First, let's identify who we're talking about. The ACA doesn't affect about 280 million people who get health insurance through their employers, Medicare, traditional Medicaid, the Children's Health Insurance Program, the military or the Veterans Affairs Department.
It only provides access to health insurance for able-bodied, working adults whose employers don't provide them with health coverage, people between jobs or the self-employed and under-employed. Most who buy plans on the exchanges are subsidized on a sliding scale up to four times the poverty level.
We're not talking about workers at your Trump-branded hotels, at least the ones with union contracts like the pact just signed in Las Vegas, whose very low co-pays and deductibles had one analyst calling it a “Cadillac plan.” We're talking about businesses like some of the franchisees of CKE Restaurants, which operates Hardee's, Carl's Jr. and other fast-food chains.
BTW, that company is owned by your initial choice for labor secretary, Andrew Puzder. About 73% of Puzder's nearly 4,000 restaurants are owned by franchisees, and unless they have over 50 employees, they are not required to provide their workers with health insurance, even under the ACA.
In your wonderful speech to a joint session of Congress last week, you outlined five principles for any plan to “save Americans from this imploding Obamacare disaster.” So glad you approved most of the proposals in my Empowering Patients First Act of 2015.
First, you want to ensure people with pre-existing conditions are guaranteed “access” to plans. Good choice of words!

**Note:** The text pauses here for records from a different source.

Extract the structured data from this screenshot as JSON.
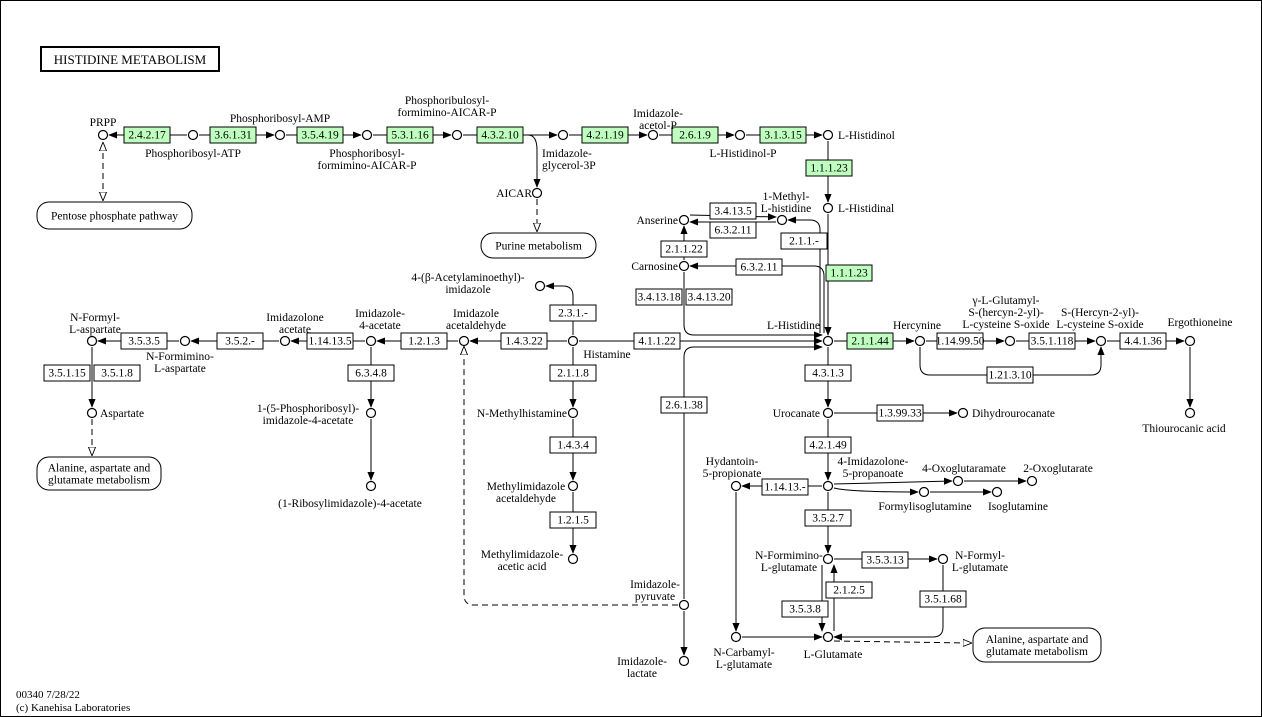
{
  "title": "HISTIDINE METABOLISM",
  "footer": {
    "line1": "00340 7/28/22",
    "line2": "(c) Kanehisa Laboratories"
  },
  "colors": {
    "highlight": "#bfffbf",
    "normal": "#ffffff",
    "line": "#000000"
  },
  "enzymes": [
    {
      "id": "e1",
      "label": "2.4.2.17",
      "highlighted": true
    },
    {
      "id": "e2",
      "label": "3.6.1.31",
      "highlighted": true
    },
    {
      "id": "e3",
      "label": "3.5.4.19",
      "highlighted": true
    },
    {
      "id": "e4",
      "label": "5.3.1.16",
      "highlighted": true
    },
    {
      "id": "e5",
      "label": "4.3.2.10",
      "highlighted": true
    },
    {
      "id": "e6",
      "label": "4.2.1.19",
      "highlighted": true
    },
    {
      "id": "e7",
      "label": "2.6.1.9",
      "highlighted": true
    },
    {
      "id": "e8",
      "label": "3.1.3.15",
      "highlighted": true
    },
    {
      "id": "e9",
      "label": "1.1.1.23",
      "highlighted": true
    },
    {
      "id": "e10",
      "label": "3.4.13.5",
      "highlighted": false
    },
    {
      "id": "e11",
      "label": "6.3.2.11",
      "highlighted": false
    },
    {
      "id": "e12",
      "label": "2.1.1.-",
      "highlighted": false
    },
    {
      "id": "e13",
      "label": "2.1.1.22",
      "highlighted": false
    },
    {
      "id": "e14",
      "label": "6.3.2.11",
      "highlighted": false
    },
    {
      "id": "e15",
      "label": "1.1.1.23",
      "highlighted": true
    },
    {
      "id": "e16",
      "label": "3.4.13.18",
      "highlighted": false
    },
    {
      "id": "e17",
      "label": "3.4.13.20",
      "highlighted": false
    },
    {
      "id": "e18",
      "label": "2.1.1.44",
      "highlighted": true
    },
    {
      "id": "e19",
      "label": "1.14.99.50",
      "highlighted": false
    },
    {
      "id": "e20",
      "label": "3.5.1.118",
      "highlighted": false
    },
    {
      "id": "e21",
      "label": "4.4.1.36",
      "highlighted": false
    },
    {
      "id": "e22",
      "label": "1.21.3.10",
      "highlighted": false
    },
    {
      "id": "e23",
      "label": "4.1.1.22",
      "highlighted": false
    },
    {
      "id": "e24",
      "label": "1.4.3.22",
      "highlighted": false
    },
    {
      "id": "e25",
      "label": "2.3.1.-",
      "highlighted": false
    },
    {
      "id": "e26",
      "label": "2.1.1.8",
      "highlighted": false
    },
    {
      "id": "e27",
      "label": "1.2.1.3",
      "highlighted": false
    },
    {
      "id": "e28",
      "label": "1.14.13.5",
      "highlighted": false
    },
    {
      "id": "e29",
      "label": "3.5.2.-",
      "highlighted": false
    },
    {
      "id": "e30",
      "label": "3.5.3.5",
      "highlighted": false
    },
    {
      "id": "e31",
      "label": "3.5.1.15",
      "highlighted": false
    },
    {
      "id": "e32",
      "label": "3.5.1.8",
      "highlighted": false
    },
    {
      "id": "e33",
      "label": "6.3.4.8",
      "highlighted": false
    },
    {
      "id": "e34",
      "label": "1.4.3.4",
      "highlighted": false
    },
    {
      "id": "e35",
      "label": "1.2.1.5",
      "highlighted": false
    },
    {
      "id": "e36",
      "label": "2.6.1.38",
      "highlighted": false
    },
    {
      "id": "e37",
      "label": "4.3.1.3",
      "highlighted": false
    },
    {
      "id": "e38",
      "label": "1.3.99.33",
      "highlighted": false
    },
    {
      "id": "e39",
      "label": "4.2.1.49",
      "highlighted": false
    },
    {
      "id": "e40",
      "label": "1.14.13.-",
      "highlighted": false
    },
    {
      "id": "e41",
      "label": "3.5.2.7",
      "highlighted": false
    },
    {
      "id": "e42",
      "label": "3.5.3.13",
      "highlighted": false
    },
    {
      "id": "e43",
      "label": "2.1.2.5",
      "highlighted": false
    },
    {
      "id": "e44",
      "label": "3.5.3.8",
      "highlighted": false
    },
    {
      "id": "e45",
      "label": "3.5.1.68",
      "highlighted": false
    }
  ],
  "compounds": [
    {
      "id": "c1",
      "label": [
        "PRPP"
      ]
    },
    {
      "id": "c2",
      "label": [
        "Phosphoribosyl-ATP"
      ]
    },
    {
      "id": "c3",
      "label": [
        "Phosphoribosyl-AMP"
      ]
    },
    {
      "id": "c4",
      "label": [
        "Phosphoribosyl-",
        "formimino-AICAR-P"
      ]
    },
    {
      "id": "c5",
      "label": [
        "Phosphoribulosyl-",
        "formimino-AICAR-P"
      ]
    },
    {
      "id": "c6",
      "label": [
        "Imidazole-",
        "glycerol-3P"
      ]
    },
    {
      "id": "c7",
      "label": [
        "AICAR"
      ]
    },
    {
      "id": "c8",
      "label": [
        "Imidazole-",
        "acetol-P"
      ]
    },
    {
      "id": "c9",
      "label": [
        "L-Histidinol-P"
      ]
    },
    {
      "id": "c10",
      "label": [
        "L-Histidinol"
      ]
    },
    {
      "id": "c11",
      "label": [
        "L-Histidinal"
      ]
    },
    {
      "id": "c12",
      "label": [
        "1-Methyl-",
        "L-histidine"
      ]
    },
    {
      "id": "c13",
      "label": [
        "Anserine"
      ]
    },
    {
      "id": "c14",
      "label": [
        "Carnosine"
      ]
    },
    {
      "id": "c15",
      "label": [
        "L-Histidine"
      ]
    },
    {
      "id": "c16",
      "label": [
        "Hercynine"
      ]
    },
    {
      "id": "c17",
      "label": [
        "γ-L-Glutamyl-",
        "S-(hercyn-2-yl)-",
        "L-cysteine S-oxide"
      ]
    },
    {
      "id": "c18",
      "label": [
        "S-(Hercyn-2-yl)-",
        "L-cysteine S-oxide"
      ]
    },
    {
      "id": "c19",
      "label": [
        "Ergothioneine"
      ]
    },
    {
      "id": "c20",
      "label": [
        "Thiourocanic acid"
      ]
    },
    {
      "id": "c21",
      "label": [
        "Histamine"
      ]
    },
    {
      "id": "c22",
      "label": [
        "4-(β-Acetylaminoethyl)-",
        "imidazole"
      ]
    },
    {
      "id": "c23",
      "label": [
        "Imidazole",
        "acetaldehyde"
      ]
    },
    {
      "id": "c24",
      "label": [
        "Imidazole-",
        "4-acetate"
      ]
    },
    {
      "id": "c25",
      "label": [
        "Imidazolone",
        "acetate"
      ]
    },
    {
      "id": "c26",
      "label": [
        "N-Formimino-",
        "L-aspartate"
      ]
    },
    {
      "id": "c27",
      "label": [
        "N-Formyl-",
        "L-aspartate"
      ]
    },
    {
      "id": "c28",
      "label": [
        "Aspartate"
      ]
    },
    {
      "id": "c29",
      "label": [
        "1-(5-Phosphoribosyl)-",
        "imidazole-4-acetate"
      ]
    },
    {
      "id": "c30",
      "label": [
        "(1-Ribosylimidazole)-4-acetate"
      ]
    },
    {
      "id": "c31",
      "label": [
        "N-Methylhistamine"
      ]
    },
    {
      "id": "c32",
      "label": [
        "Methylimidazole",
        "acetaldehyde"
      ]
    },
    {
      "id": "c33",
      "label": [
        "Methylimidazole-",
        "acetic acid"
      ]
    },
    {
      "id": "c34",
      "label": [
        "Imidazole-",
        "pyruvate"
      ]
    },
    {
      "id": "c35",
      "label": [
        "Imidazole-",
        "lactate"
      ]
    },
    {
      "id": "c36",
      "label": [
        "Urocanate"
      ]
    },
    {
      "id": "c37",
      "label": [
        "Dihydrourocanate"
      ]
    },
    {
      "id": "c38",
      "label": [
        "4-Imidazolone-",
        "5-propanoate"
      ]
    },
    {
      "id": "c39",
      "label": [
        "Hydantoin-",
        "5-propionate"
      ]
    },
    {
      "id": "c40",
      "label": [
        "4-Oxoglutaramate"
      ]
    },
    {
      "id": "c41",
      "label": [
        "2-Oxoglutarate"
      ]
    },
    {
      "id": "c42",
      "label": [
        "Formylisoglutamine"
      ]
    },
    {
      "id": "c43",
      "label": [
        "Isoglutamine"
      ]
    },
    {
      "id": "c44",
      "label": [
        "N-Formimino-",
        "L-glutamate"
      ]
    },
    {
      "id": "c45",
      "label": [
        "N-Formyl-",
        "L-glutamate"
      ]
    },
    {
      "id": "c46",
      "label": [
        "N-Carbamyl-",
        "L-glutamate"
      ]
    },
    {
      "id": "c47",
      "label": [
        "L-Glutamate"
      ]
    }
  ],
  "maps": [
    {
      "id": "m1",
      "label": [
        "Pentose phosphate pathway"
      ]
    },
    {
      "id": "m2",
      "label": [
        "Purine metabolism"
      ]
    },
    {
      "id": "m3",
      "label": [
        "Alanine, aspartate and",
        "glutamate metabolism"
      ]
    },
    {
      "id": "m4",
      "label": [
        "Alanine, aspartate and",
        "glutamate metabolism"
      ]
    }
  ]
}
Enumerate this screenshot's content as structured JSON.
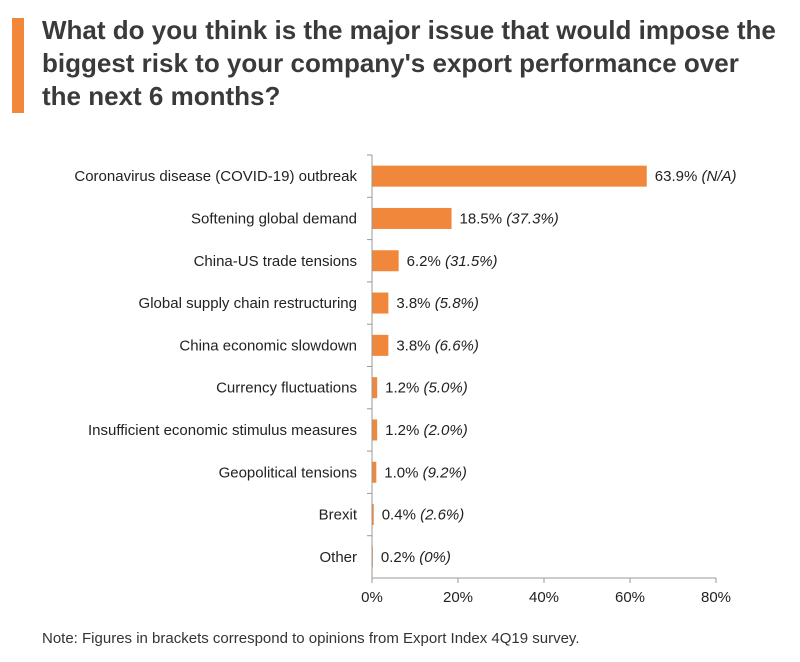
{
  "title": "What do you think is the major issue that would impose the biggest risk to your company's export performance over the next 6 months?",
  "note": "Note: Figures in brackets correspond to opinions from Export Index 4Q19 survey.",
  "colors": {
    "bar": "#f0873a",
    "accent": "#f0873a",
    "axis": "#999999"
  },
  "chart_data": {
    "type": "bar",
    "orientation": "horizontal",
    "categories": [
      "Coronavirus disease (COVID-19) outbreak",
      "Softening global demand",
      "China-US trade tensions",
      "Global supply chain restructuring",
      "China economic slowdown",
      "Currency fluctuations",
      "Insufficient economic stimulus measures",
      "Geopolitical tensions",
      "Brexit",
      "Other"
    ],
    "values": [
      63.9,
      18.5,
      6.2,
      3.8,
      3.8,
      1.2,
      1.2,
      1.0,
      0.4,
      0.2
    ],
    "value_labels": [
      "63.9%",
      "18.5%",
      "6.2%",
      "3.8%",
      "3.8%",
      "1.2%",
      "1.2%",
      "1.0%",
      "0.4%",
      "0.2%"
    ],
    "previous_labels": [
      "(N/A)",
      "(37.3%)",
      "(31.5%)",
      "(5.8%)",
      "(6.6%)",
      "(5.0%)",
      "(2.0%)",
      "(9.2%)",
      "(2.6%)",
      "(0%)"
    ],
    "xlim": [
      0,
      80
    ],
    "xticks": [
      "0%",
      "20%",
      "40%",
      "60%",
      "80%"
    ],
    "xlabel": "",
    "ylabel": "",
    "grid": false
  }
}
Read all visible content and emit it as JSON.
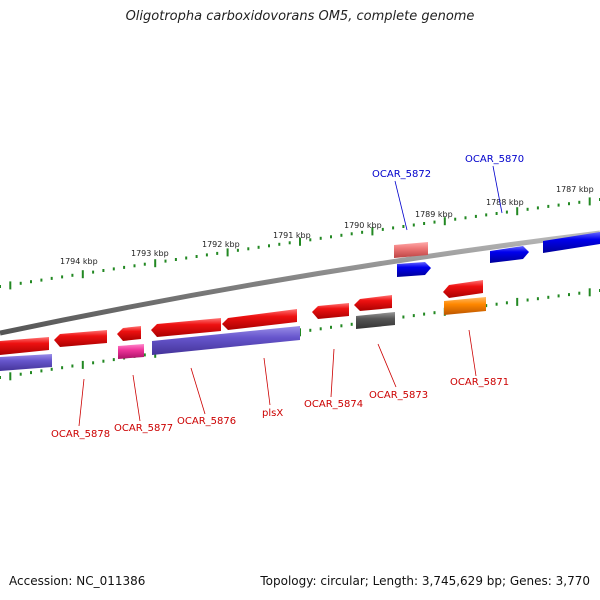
{
  "title": "Oligotropha carboxidovorans OM5, complete genome",
  "footer": {
    "accession": "Accession: NC_011386",
    "topology": "Topology: circular; Length: 3,745,629 bp; Genes: 3,770"
  },
  "scale_labels": [
    "1794 kbp",
    "1793 kbp",
    "1792 kbp",
    "1791 kbp",
    "1790 kbp",
    "1789 kbp",
    "1788 kbp",
    "1787 kbp"
  ],
  "gene_labels_top": [
    "OCAR_5872",
    "OCAR_5870"
  ],
  "gene_labels_bottom": [
    "OCAR_5878",
    "OCAR_5877",
    "OCAR_5876",
    "plsX",
    "OCAR_5874",
    "OCAR_5873",
    "OCAR_5871"
  ],
  "colors": {
    "cds_red": "#ee1111",
    "cds_blue": "#0000ee",
    "pink": "#ee4499",
    "purple": "#6655cc",
    "orange": "#ff8800",
    "salmon": "#ee7777",
    "gray": "#555555",
    "backbone": "#808080",
    "tick_green": "#228822",
    "label_blue": "#0000cc",
    "label_red": "#cc0000"
  }
}
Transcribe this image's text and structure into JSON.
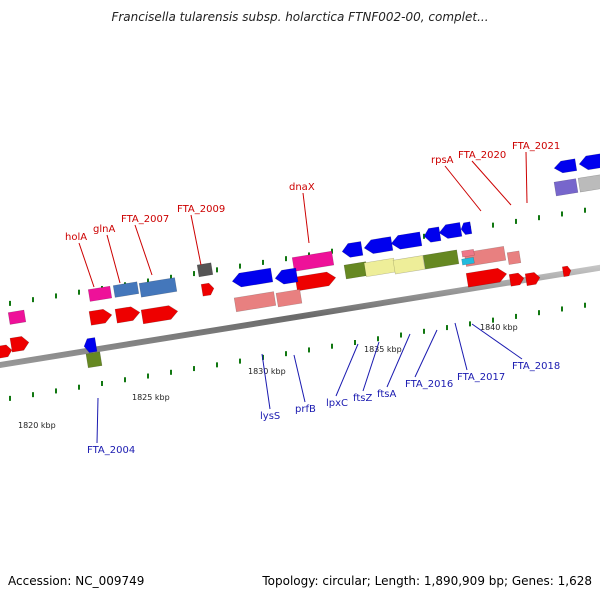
{
  "title": "Francisella tularensis subsp. holarctica FTNF002-00, complet...",
  "footer": {
    "accession": "Accession: NC_009749",
    "summary": "Topology: circular; Length: 1,890,909 bp; Genes: 1,628"
  },
  "scale_labels": [
    "1820 kbp",
    "1825 kbp",
    "1830 kbp",
    "1835 kbp",
    "1840 kbp"
  ],
  "gene_labels_top": [
    "holA",
    "glnA",
    "FTA_2007",
    "FTA_2009",
    "dnaX",
    "rpsA",
    "FTA_2020",
    "FTA_2021"
  ],
  "gene_labels_bottom": [
    "FTA_2004",
    "lysS",
    "prfB",
    "lpxC",
    "ftsZ",
    "ftsA",
    "FTA_2016",
    "FTA_2017",
    "FTA_2018"
  ],
  "colors": {
    "forward_cds": "#ee0000",
    "reverse_cds": "#0000ee",
    "pink_feature": "#ee1199",
    "steel_blue_feature": "#4477bb",
    "salmon_feature": "#e88080",
    "olive_feature": "#668822",
    "khaki_feature": "#eeee99",
    "lavender_feature": "#7766cc",
    "tick_green": "#117711",
    "backbone": "#888888"
  }
}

Making those plans affordable, though, is going to be very, very expensive. Caring for these people isn't cheap. Unless we create heavily subsidized high-risk pools, or force healthy uninsured people to buy plans (not good!), that's going to be very costly insurance.
Second, you endorsed giving everyone tax credits to buy that insurance. Great idea! Everyone gets government goodies. Suburban soccer moms and DINKs (dual-income, no kids) will love it. You can't beat those politics.
But be careful about how you respond when naysayers attack the quality of the plans people will be able to afford. The average “silver” family plan sold on the exchanges costs about $15,000 a year. Even a $4,000 refundable tax credit will make the monthly premium huge!
Don't let the lying press upset you with talk about poorer people getting less of a subsidy while people who previously weren't subsidized get the same entitlement. BTW, we're going to have some problems with the tea party wing, who are rebelling against replacing one entitlement with another. The GOP governors like block grants or per capita caps for Medicaid. But most of them won't go along unless we spend at least as much as we spend now.
I loved your talking points on tort reform and bringing down drug prices. But we've got some political hurdles here. The trial lawyers and the pharmaceutical industry have influence on Capitol Hill. Some major swamp-draining is in order.
Finally, you endorsed selling plans across state lines. This is a must if we're going to give people access to plans they can afford. I'm glad you didn't talk about high deductibles or co-pays, though, because that's exactly what they'll get unless they have an additional, say, $10,000 a year to spend out of pocket for premiums.
You're probably asking, “So how are we going to solve all these complications to make it terrific?” No problem!
Just repeal the income tax exclusion for employer-provided health insurance. That will raise about $250 billion a year. Call it the All-Terrain Vehicle Tax. Just don't expect any of your Fortune 500 buddies, who rely on employer-provided insurance to hold onto workers, to show up at Mar-a-Lago.